Sözünü ettiğim Tebrizli Hoca'ya bir uğrayışımda, -inkılab hareketiyle arasının pek hoş olmadığını işittiğimden-, 'Hacı ağa, senin inkılabdaki payın niçedir?' diye takılınca şöyle demişti:

'İstanbul'da, İranîler Mescidi'nde pişnamaz (namaz kıldıran,imam) idim. 10.11.1958, Cuma sabahı, bir nice âdemler geldiler.. Mâlûm idi ki, dovletî idiler. Bir kısm Şah'ın istihbarat teşkilatı SAVAK memurlarıydılar, belli.. Diğerleri de Türkiye tarafındandı, zâhiren.

Dediler, 'Bugün, hutbede filânın böyüklüğü bâresinde (konusunda) danışacaksın (konuşacaksın!)

Böyle bir taleple karşılaşacağımı hiiç beklemiyordum.

Biraz düşündüm.

-'Yapamam.' dedim.

'Yapamazsan, seni hemen yurt dışı ederiz.' deyip, hışımla, 'Niçin?' diye eklediler.

-Ondan söz edersem, Rızâ Khan'dan da söz etmeliyim.

-Et. Daha iyi ya. Rıza Khan-ı Kebir, Şahımızın babası.

- O zaman (1850-1901 arasında 51 yıl Şahlık yapan ve içkiciliğiyle meşhur) Nasreddin Şah'ı da medh'u senâ etmem lâzım.

- Tamam, işte ondan da bahset, ne mahzuru var?

-O zaman, geçmişteki nice Şah'lardan da bahsetmeliyim.

- İyi ya işte. Onları da medhû senâ ile anarsın.

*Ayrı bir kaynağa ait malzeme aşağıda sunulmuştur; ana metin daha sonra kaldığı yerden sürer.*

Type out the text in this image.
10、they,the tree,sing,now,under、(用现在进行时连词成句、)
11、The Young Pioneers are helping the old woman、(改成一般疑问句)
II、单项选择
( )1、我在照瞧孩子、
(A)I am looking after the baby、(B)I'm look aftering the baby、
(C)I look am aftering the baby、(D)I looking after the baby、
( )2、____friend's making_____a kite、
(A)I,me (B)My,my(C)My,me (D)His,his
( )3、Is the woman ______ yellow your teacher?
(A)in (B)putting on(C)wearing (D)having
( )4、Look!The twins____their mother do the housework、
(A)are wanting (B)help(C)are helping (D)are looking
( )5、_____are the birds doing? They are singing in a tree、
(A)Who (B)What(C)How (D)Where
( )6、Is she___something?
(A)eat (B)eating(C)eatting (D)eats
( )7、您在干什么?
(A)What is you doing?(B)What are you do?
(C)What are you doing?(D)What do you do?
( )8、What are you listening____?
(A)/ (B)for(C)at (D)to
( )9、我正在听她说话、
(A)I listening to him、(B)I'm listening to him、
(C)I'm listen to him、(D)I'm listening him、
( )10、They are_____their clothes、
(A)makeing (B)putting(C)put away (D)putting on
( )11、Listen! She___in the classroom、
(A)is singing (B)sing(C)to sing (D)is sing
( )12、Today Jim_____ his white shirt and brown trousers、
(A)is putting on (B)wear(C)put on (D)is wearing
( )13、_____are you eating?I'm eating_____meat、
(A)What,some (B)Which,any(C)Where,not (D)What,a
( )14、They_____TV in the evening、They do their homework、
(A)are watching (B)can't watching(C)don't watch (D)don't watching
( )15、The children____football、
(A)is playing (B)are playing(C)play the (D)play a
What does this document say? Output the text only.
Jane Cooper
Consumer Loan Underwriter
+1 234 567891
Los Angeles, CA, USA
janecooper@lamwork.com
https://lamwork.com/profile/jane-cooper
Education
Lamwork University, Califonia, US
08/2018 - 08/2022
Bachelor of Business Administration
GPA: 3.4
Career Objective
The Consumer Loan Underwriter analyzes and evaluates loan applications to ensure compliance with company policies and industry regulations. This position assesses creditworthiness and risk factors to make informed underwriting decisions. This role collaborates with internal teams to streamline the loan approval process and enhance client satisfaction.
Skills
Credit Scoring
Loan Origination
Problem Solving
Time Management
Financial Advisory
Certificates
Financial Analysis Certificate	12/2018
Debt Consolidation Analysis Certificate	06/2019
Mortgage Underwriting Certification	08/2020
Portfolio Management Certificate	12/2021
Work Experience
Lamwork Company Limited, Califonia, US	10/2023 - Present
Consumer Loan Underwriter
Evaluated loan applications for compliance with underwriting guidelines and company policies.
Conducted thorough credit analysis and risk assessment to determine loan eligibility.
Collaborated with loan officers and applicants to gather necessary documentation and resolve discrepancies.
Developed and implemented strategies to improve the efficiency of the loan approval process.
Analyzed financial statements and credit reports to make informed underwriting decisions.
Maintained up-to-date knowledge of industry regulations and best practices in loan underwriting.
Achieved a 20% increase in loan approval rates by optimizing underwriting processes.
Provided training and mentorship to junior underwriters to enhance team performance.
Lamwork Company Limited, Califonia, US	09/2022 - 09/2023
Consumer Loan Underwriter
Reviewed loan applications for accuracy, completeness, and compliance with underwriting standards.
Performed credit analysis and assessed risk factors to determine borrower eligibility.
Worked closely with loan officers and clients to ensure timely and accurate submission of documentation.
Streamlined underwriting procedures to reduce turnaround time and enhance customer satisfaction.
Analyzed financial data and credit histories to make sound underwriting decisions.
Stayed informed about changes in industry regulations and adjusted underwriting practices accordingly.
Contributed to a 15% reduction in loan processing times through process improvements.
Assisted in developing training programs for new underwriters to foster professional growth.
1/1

-O zaman, Yezid'i de medh'u senâ ile anmam gerekir.

*

-'Ve o sözü söyler söylemez, beni hemen kollarımdan tutup bir taksiye attılar ve doğru Yeşilköy Havaalanı'na götürüp, ilk uçakla Tehran'a gönderdiler, İstanbul'daki aileme haber bile veremeden.'

Ben öyle, inkılab gibi böyük işler yapmadım. Sadece, Mahşer'de hesaba çekilip, 'Dünyada ne gibi hayırlı işler yaptığım' sorulduğunda; 'Ben de, Allah'ın diniyle mübareze / mücadele edenleri, Allah'ın mâbedinde hayırla anmamak için öz kudretim nisbetinde mukavimet eyledim.' derim.'

*

O Tebriz'li Hoca'yı da, gelip geçmiş bütün Müslümanlar gibi, rahmetle anıyorum. Çünkü o, dünya hayatından sonra bir de Âhiret hayatı olduğuna ve ruh'un da, Allah'ın dilediği müddetçe, ebedî olduğuna inanıyordu, bir Müslüman olarak.

O da, 'taife-i laïcus' ve cümle materyalistler gibi, ruha ve Âhiret hayatına inanmayıp; benim dinimin temellerine düşmanlık etseydi, yani Müslüman olmasaydı, ona da rahmet niyazında bulunmazdım.